Masyarakat pun menilai perlu ada aturan tegas yang mengikat setiap kegiatan organisasi. Setiap acara orientasi harus diawasi dan dikelola dengan baik agar keselamatan peserta terjamin.
Pelajaran Penting dari Kasus Ini
Peristiwa Heboh! Pecinta Alam Bitung Diduga Lakukan Kekerasan Saat Orientasi bisa menjadi pelajaran bagi semua pihak:
- Bagi orang tua – selalu cek dan telusuri lebih dalam organisasi yang diikuti anak. Jangan hanya percaya pada surat resmi.
- Bagi organisasi pecinta alam – jadikan orientasi sebagai sarana edukasi, bukan ajang balas dendam atau senioritas.
- Bagi aparat hukum – bertindak tegas agar kejadian serupa tidak terulang.

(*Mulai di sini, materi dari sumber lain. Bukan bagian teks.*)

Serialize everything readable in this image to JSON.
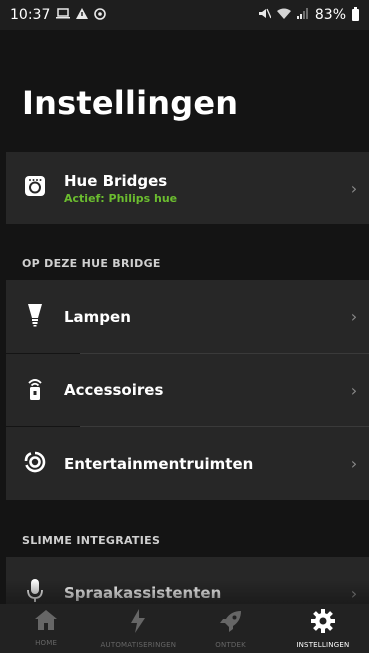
{
  "status_bar": {
    "time": "10:37",
    "left_icons": [
      "laptop-icon",
      "warning-icon",
      "sync-icon"
    ],
    "battery_percent": "83%"
  },
  "header": {
    "title": "Instellingen"
  },
  "bridge_row": {
    "title": "Hue Bridges",
    "subtitle": "Actief: Philips hue",
    "icon": "bridge-icon"
  },
  "section_bridge": {
    "header": "OP DEZE HUE BRIDGE",
    "items": [
      {
        "label": "Lampen",
        "icon": "lamp-icon"
      },
      {
        "label": "Accessoires",
        "icon": "remote-icon"
      },
      {
        "label": "Entertainmentruimten",
        "icon": "entertainment-icon"
      }
    ]
  },
  "section_integrations": {
    "header": "SLIMME INTEGRATIES",
    "items": [
      {
        "label": "Spraakassistenten",
        "icon": "microphone-icon"
      }
    ]
  },
  "bottom_nav": {
    "items": [
      {
        "label": "HOME",
        "icon": "home-icon",
        "active": false
      },
      {
        "label": "AUTOMATISERINGEN",
        "icon": "lightning-icon",
        "active": false
      },
      {
        "label": "ONTDEK",
        "icon": "rocket-icon",
        "active": false
      },
      {
        "label": "INSTELLINGEN",
        "icon": "gear-icon",
        "active": true
      }
    ]
  },
  "colors": {
    "background": "#141414",
    "row": "#272727",
    "accent_green": "#6bbd2f",
    "nav_active": "#ffffff",
    "nav_inactive": "#666666"
  }
}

- Bagi masyarakat umum – jangan menormalisasi kekerasan dengan alasan “tradisi” atau “pembentukan mental.”
Kesimpulan
Kasus yang melibatkan komunitas pecinta alam di Bitung ini menyadarkan kita bahwa tidak semua kegiatan orientasi berjalan sehat. Apa yang seharusnya menjadi pengalaman mendidik justru berubah menjadi tragedi.
Heboh! Pecinta Alam Bitung Diduga Lakukan Kekerasan Saat Orientasi harus dijadikan momentum untuk menghapus praktik perpeloncoan di berbagai organisasi. Semua pihak, baik orang tua, sekolah, komunitas, maupun aparat hukum, perlu bekerja sama memastikan bahwa kegiatan positif benar-benar aman dan mendidik.